The minimum programme was to restore communications with blockaded Leningrad, to
lift the threat hanging over Moscow, and to close the Germans' access to the Caucasus.
The maximum programme was to break the Leningrad blockade, to encircle the Germans
between Moscow and Smolensk and to recapture the Donbas and the Crimea. As things
turned out, even the minimum programme was only partly carried out: Rostov, the
"padlock of the Caucasus" had been liberated by the Russians at the end of November, and the Germans were pushed back to the Mius line, but apart from a local offensive in the Donbas, later in the winter, which recaptured a small salient including Barvenkovo and Lozovaya, the Russians got no further. In the Crimea, Sebastopol was holding out, but the Russian landing on December 26 on the Kerch Peninsula in the Eastern Crimea
was to end in disaster in the following spring. On the Leningrad front the recapture of Tikhvin on December 9 alleviated Leningrad's supply position considerably. But the land blockade as such continued. The Russian advance in the Moscow area was more
spectacular, yet despite the liberation of large territories—one of the Russian thrusts, for instance, went nearly all the way to Velikie Luki, a matter of about 200 miles—the
Germans succeeded in holding the Rzhev-Gzhatsk-Viazma triangle of fortified hedgehog positions, less than a hundred miles west of Moscow.
It was Hitler who, against the advice of many of his generals— these advocated a major withdrawal—insisted on holding Rzhev, Viazma, Yukhnov, Kaluga, Orel and Briansk;
and, with the exception of Kaluga, all these places were held. Many of the discouraged generals—among them Brauchitsch, Höppner and Guderian—were sacked, while von
Bock fell "ill". In the north, von Leeb was also relieved of his command for reasons of
"health" and was replaced by General Küchler, a more wholehearted Nazi. Hitler had been greatly disappointed by von Leeb's failure to capture Leningrad in August or
September, just as he had been incensed by von Bock's failure to capture Moscow.
Rundstedt also fell into temporary disfavour after the Russian recapture of Rostov.
The Russian counter-offensive was launched on December 5-6 along almost the whole
560 miles from Kalinin in the north to Yelets in the south, and during the very first days spectacular progress was made nearly everywhere.
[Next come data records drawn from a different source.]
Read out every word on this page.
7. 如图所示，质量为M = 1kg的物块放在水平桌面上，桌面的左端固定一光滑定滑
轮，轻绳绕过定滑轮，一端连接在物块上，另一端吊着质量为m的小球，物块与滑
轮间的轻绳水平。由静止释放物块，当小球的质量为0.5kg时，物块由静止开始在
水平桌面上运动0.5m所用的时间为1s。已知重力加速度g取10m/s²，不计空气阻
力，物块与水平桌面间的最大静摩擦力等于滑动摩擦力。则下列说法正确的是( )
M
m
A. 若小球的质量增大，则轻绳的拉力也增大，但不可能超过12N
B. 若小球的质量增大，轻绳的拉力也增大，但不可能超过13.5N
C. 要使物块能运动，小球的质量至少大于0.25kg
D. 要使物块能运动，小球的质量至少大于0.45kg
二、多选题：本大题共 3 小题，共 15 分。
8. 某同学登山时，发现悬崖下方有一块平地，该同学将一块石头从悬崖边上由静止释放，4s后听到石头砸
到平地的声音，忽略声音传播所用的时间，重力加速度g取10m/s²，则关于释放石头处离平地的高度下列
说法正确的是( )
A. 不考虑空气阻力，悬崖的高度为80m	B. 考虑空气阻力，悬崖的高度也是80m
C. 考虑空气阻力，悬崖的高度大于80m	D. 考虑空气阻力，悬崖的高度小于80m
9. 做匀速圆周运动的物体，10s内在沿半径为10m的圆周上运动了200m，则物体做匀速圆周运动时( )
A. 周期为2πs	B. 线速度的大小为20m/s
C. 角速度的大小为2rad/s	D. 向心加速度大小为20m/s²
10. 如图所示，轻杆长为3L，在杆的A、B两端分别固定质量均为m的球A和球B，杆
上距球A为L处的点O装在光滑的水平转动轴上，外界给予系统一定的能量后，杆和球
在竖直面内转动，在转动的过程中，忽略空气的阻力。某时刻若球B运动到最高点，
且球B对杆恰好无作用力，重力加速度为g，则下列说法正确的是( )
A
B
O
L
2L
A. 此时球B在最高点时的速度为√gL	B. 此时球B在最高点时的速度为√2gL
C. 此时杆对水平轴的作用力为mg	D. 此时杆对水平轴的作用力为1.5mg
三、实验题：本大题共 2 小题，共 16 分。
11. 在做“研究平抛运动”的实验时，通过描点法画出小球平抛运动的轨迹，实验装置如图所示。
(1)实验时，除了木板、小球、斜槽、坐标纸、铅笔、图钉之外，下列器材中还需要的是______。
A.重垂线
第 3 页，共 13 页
A characteristic of the fighting in winter conditions was the avoidance, as far as possible, of frontal attacks on the enemy's rearguard, and the formation of mobile pursuit units, calculated to cut the enemy's lines of retreat and create panic among them. Such pursuit units, comparable to the Cossacks of 1812, who mercilessly harassed the
The behaviour of the Germans in this winter war varied from place to place; usually they still offered stubborn resistance, but were clearly obsessed by the fear of encirclement; thus, when by December 13 the Russians closed in on Kalinin and Klin and summoned
the German garrisons to surrender, these rejected the ultimatum, but nevertheless
hastened to pull out before it was too late—not without first, it is true, setting fire to as many buildings as possible. In other places, however, the German retreat often
degenerated into a panic flight. West of Moscow and in the Tula area, miles and miles of roads were littered with abandoned guns, lorries and tanks, deeply embedded in the snow.
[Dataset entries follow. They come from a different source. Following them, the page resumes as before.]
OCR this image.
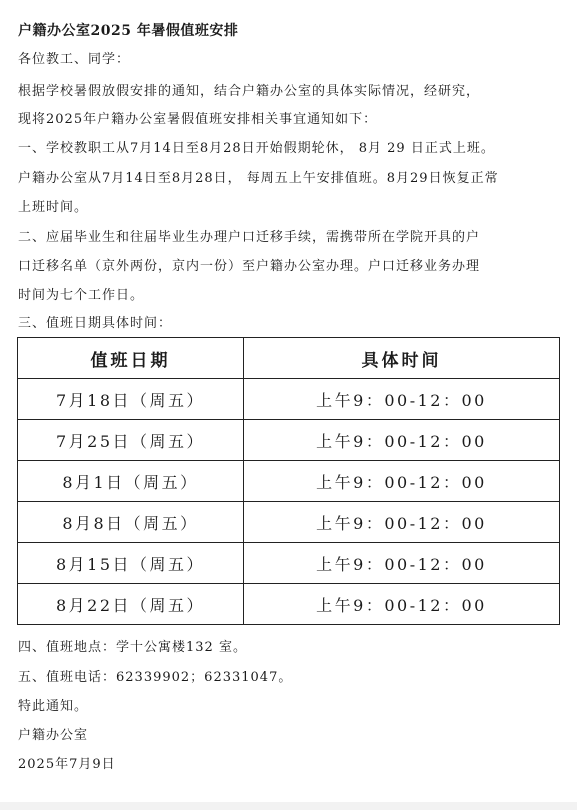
户籍办公室2025 年暑假值班安排
各位教工、同学：
根据学校暑假放假安排的通知，结合户籍办公室的具体实际情况，经研究，
现将2025年户籍办公室暑假值班安排相关事宜通知如下：
一、学校教职工从7月14日至8月28日开始假期轮休， 8月 29 日正式上班。
户籍办公室从7月14日至8月28日， 每周五上午安排值班。8月29日恢复正常
上班时间。
二、应届毕业生和往届毕业生办理户口迁移手续，需携带所在学院开具的户
口迁移名单（京外两份，京内一份）至户籍办公室办理。户口迁移业务办理
时间为七个工作日。
三、值班日期具体时间：
值班日期	具体时间
7月18日（周五）	上午9：00-12：00
7月25日（周五）	上午9：00-12：00
8月1日（周五）	上午9：00-12：00
8月8日（周五）	上午9：00-12：00
8月15日（周五）	上午9：00-12：00
8月22日（周五）	上午9：00-12：00
四、值班地点：学十公寓楼132 室。
五、值班电话：62339902；62331047。
特此通知。
户籍办公室
2025年7月9日
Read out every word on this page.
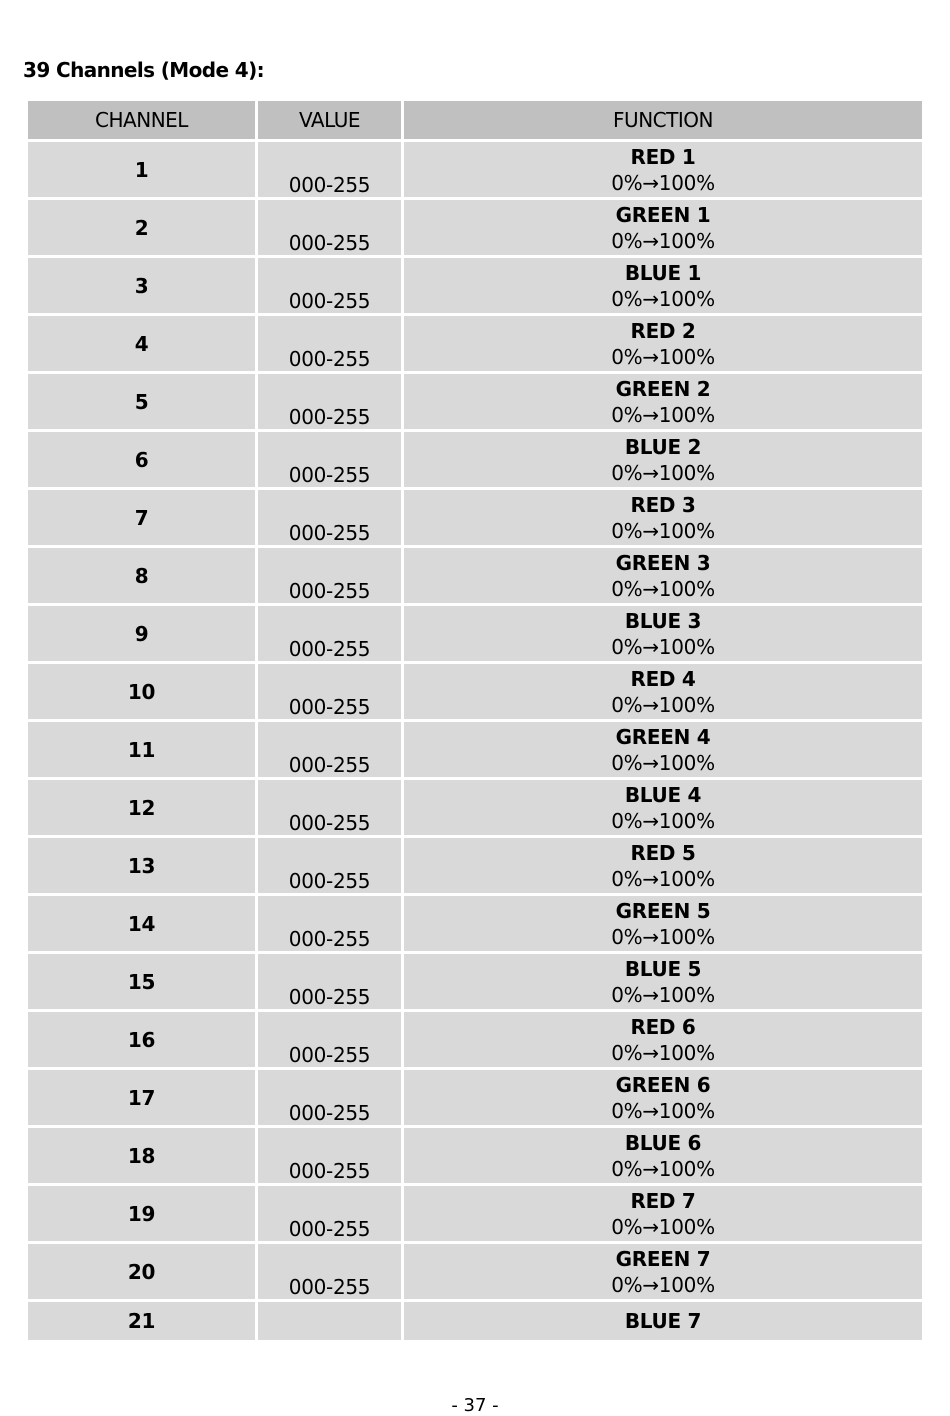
39 Channels (Mode 4):
CHANNEL	VALUE	FUNCTION
1	000-255	RED 1
0%→100%

2	000-255	GREEN 1
0%→100%

3	000-255	BLUE 1
0%→100%

4	000-255	RED 2
0%→100%

5	000-255	GREEN 2
0%→100%

6	000-255	BLUE 2
0%→100%

7	000-255	RED 3
0%→100%

8	000-255	GREEN 3
0%→100%

9	000-255	BLUE 3
0%→100%

10	000-255	RED 4
0%→100%

11	000-255	GREEN 4
0%→100%

12	000-255	BLUE 4
0%→100%

13	000-255	RED 5
0%→100%

14	000-255	GREEN 5
0%→100%

15	000-255	BLUE 5
0%→100%

16	000-255	RED 6
0%→100%

17	000-255	GREEN 6
0%→100%

18	000-255	BLUE 6
0%→100%

19	000-255	RED 7
0%→100%

20	000-255	GREEN 7
0%→100%

21		BLUE 7
- 37 -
The comic "Winter Fritz", wrapped up in women's shawls and feather boas stolen from the local population, and with icicles hanging from his red nose, made his first
appearance in Russian folklore.
On December 13, Sovinformbureau published its famous communiqué announcing the
failure of the German attempt to encircle Moscow, and describing the first results of the Russian counter-offensive. The newspapers published photographs of the outstanding
Soviet generals who had won the battle of Moscow: Zhukov, Lelyushenko, Kuznetsov,
Rokossovsky, Govorov, Boldin, Golikov, Belov and Vlasov, the future traitor!
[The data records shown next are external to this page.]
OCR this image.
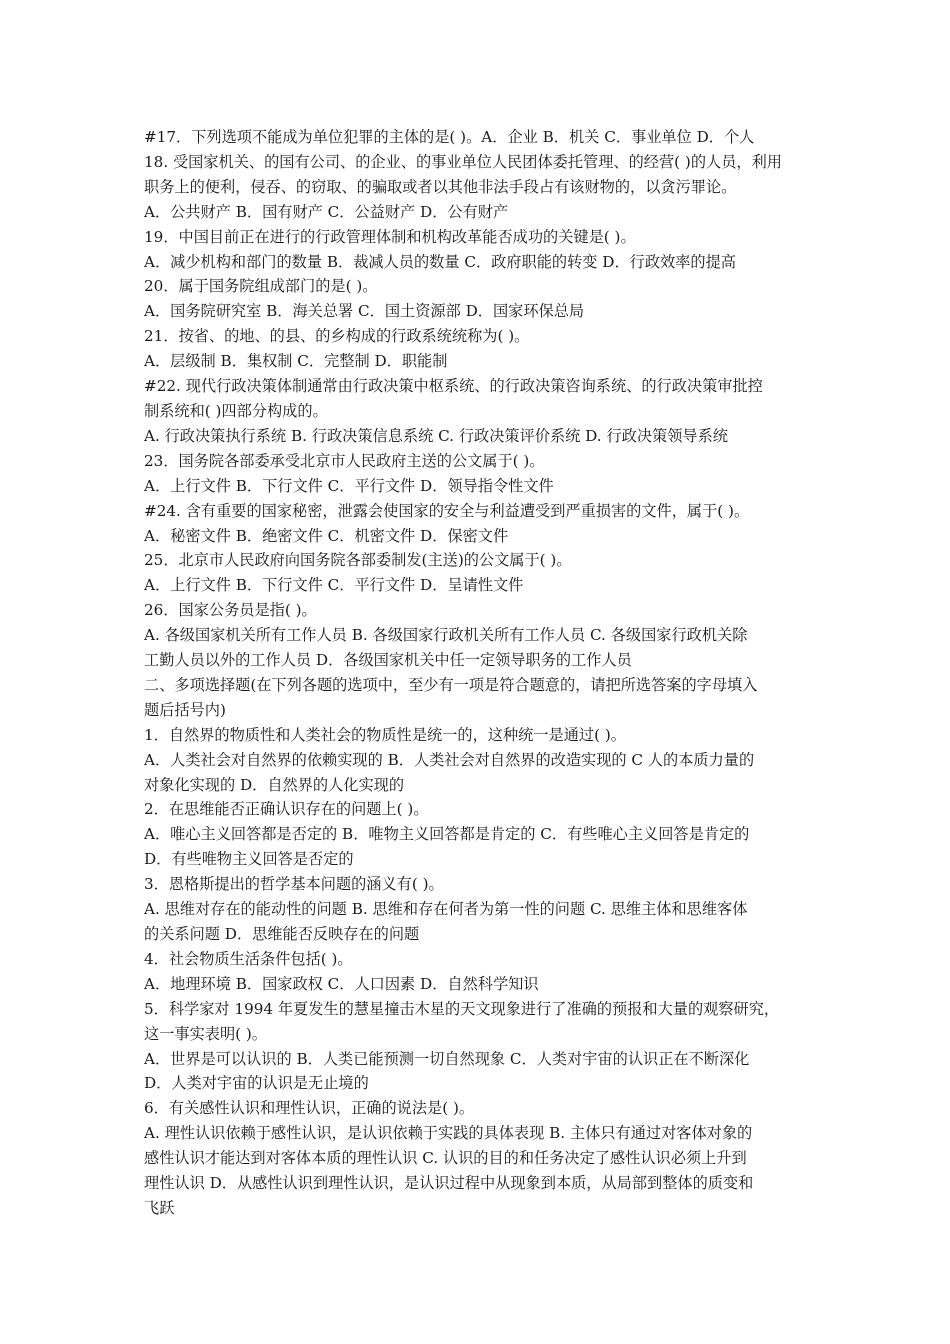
#17．下列选项不能成为单位犯罪的主体的是( )。A．企业 B．机关 C．事业单位 D．个人

18. 受国家机关、的国有公司、的企业、的事业单位人民团体委托管理、的经营( )的人员，利用

职务上的便利，侵吞、的窃取、的骗取或者以其他非法手段占有该财物的，以贪污罪论。

A．公共财产 B．国有财产 C．公益财产 D．公有财产

19．中国目前正在进行的行政管理体制和机构改革能否成功的关键是( )。

A．减少机构和部门的数量 B．裁减人员的数量 C．政府职能的转变 D．行政效率的提高

20．属于国务院组成部门的是( )。

A．国务院研究室 B．海关总署 C．国土资源部 D．国家环保总局

21．按省、的地、的县、的乡构成的行政系统统称为( )。

A．层级制 B．集权制 C．完整制 D．职能制

#22. 现代行政决策体制通常由行政决策中枢系统、的行政决策咨询系统、的行政决策审批控

制系统和( )四部分构成的。

A. 行政决策执行系统 B. 行政决策信息系统 C. 行政决策评价系统 D. 行政决策领导系统

23．国务院各部委承受北京市人民政府主送的公文属于( )。

A．上行文件 B．下行文件 C．平行文件 D．领导指令性文件

#24. 含有重要的国家秘密，泄露会使国家的安全与利益遭受到严重损害的文件，属于( )。

A．秘密文件 B．绝密文件 C．机密文件 D．保密文件

25．北京市人民政府向国务院各部委制发(主送)的公文属于( )。

A．上行文件 B．下行文件 C．平行文件 D．呈请性文件

26．国家公务员是指( )。

A. 各级国家机关所有工作人员 B. 各级国家行政机关所有工作人员 C. 各级国家行政机关除

工勤人员以外的工作人员 D．各级国家机关中任一定领导职务的工作人员

二、多项选择题(在下列各题的选项中，至少有一项是符合题意的，请把所选答案的字母填入

题后括号内)

1．自然界的物质性和人类社会的物质性是统一的，这种统一是通过( )。

A．人类社会对自然界的依赖实现的 B．人类社会对自然界的改造实现的 C 人的本质力量的

对象化实现的 D．自然界的人化实现的

2．在思维能否正确认识存在的问题上( )。

A．唯心主义回答都是否定的 B．唯物主义回答都是肯定的 C．有些唯心主义回答是肯定的

D．有些唯物主义回答是否定的

3．恩格斯提出的哲学基本问题的涵义有( )。

A. 思维对存在的能动性的问题 B. 思维和存在何者为第一性的问题 C. 思维主体和思维客体

的关系问题 D．思维能否反映存在的问题

4．社会物质生活条件包括( )。

A．地理环境 B．国家政权 C．人口因素 D．自然科学知识

5．科学家对 1994 年夏发生的慧星撞击木星的天文现象进行了准确的预报和大量的观察研究，

这一事实表明( )。

A．世界是可以认识的 B．人类已能预测一切自然现象 C．人类对宇宙的认识正在不断深化

D．人类对宇宙的认识是无止境的

6．有关感性认识和理性认识，正确的说法是( )。

A. 理性认识依赖于感性认识，是认识依赖于实践的具体表现 B. 主体只有通过对客体对象的

感性认识才能达到对客体本质的理性认识 C. 认识的目的和任务决定了感性认识必须上升到

理性认识 D．从感性认识到理性认识，是认识过程中从现象到本质，从局部到整体的质变和

飞跃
By the middle of December the Red Army had advanced nearly everywhere between
twenty and forty miles, and had liberated Kalinin, Klin, Istra, Yelets, and had completely relieved Tula; in the second half of December the offensive continued, the Russians
recapturing Kaluga and Volokolamsk, where, in the main square, they found a gallows
with eight bodies hanging from it—seven men and one woman. These were allegedly
partisans whom the Germans had publicly hanged to terrorise the population.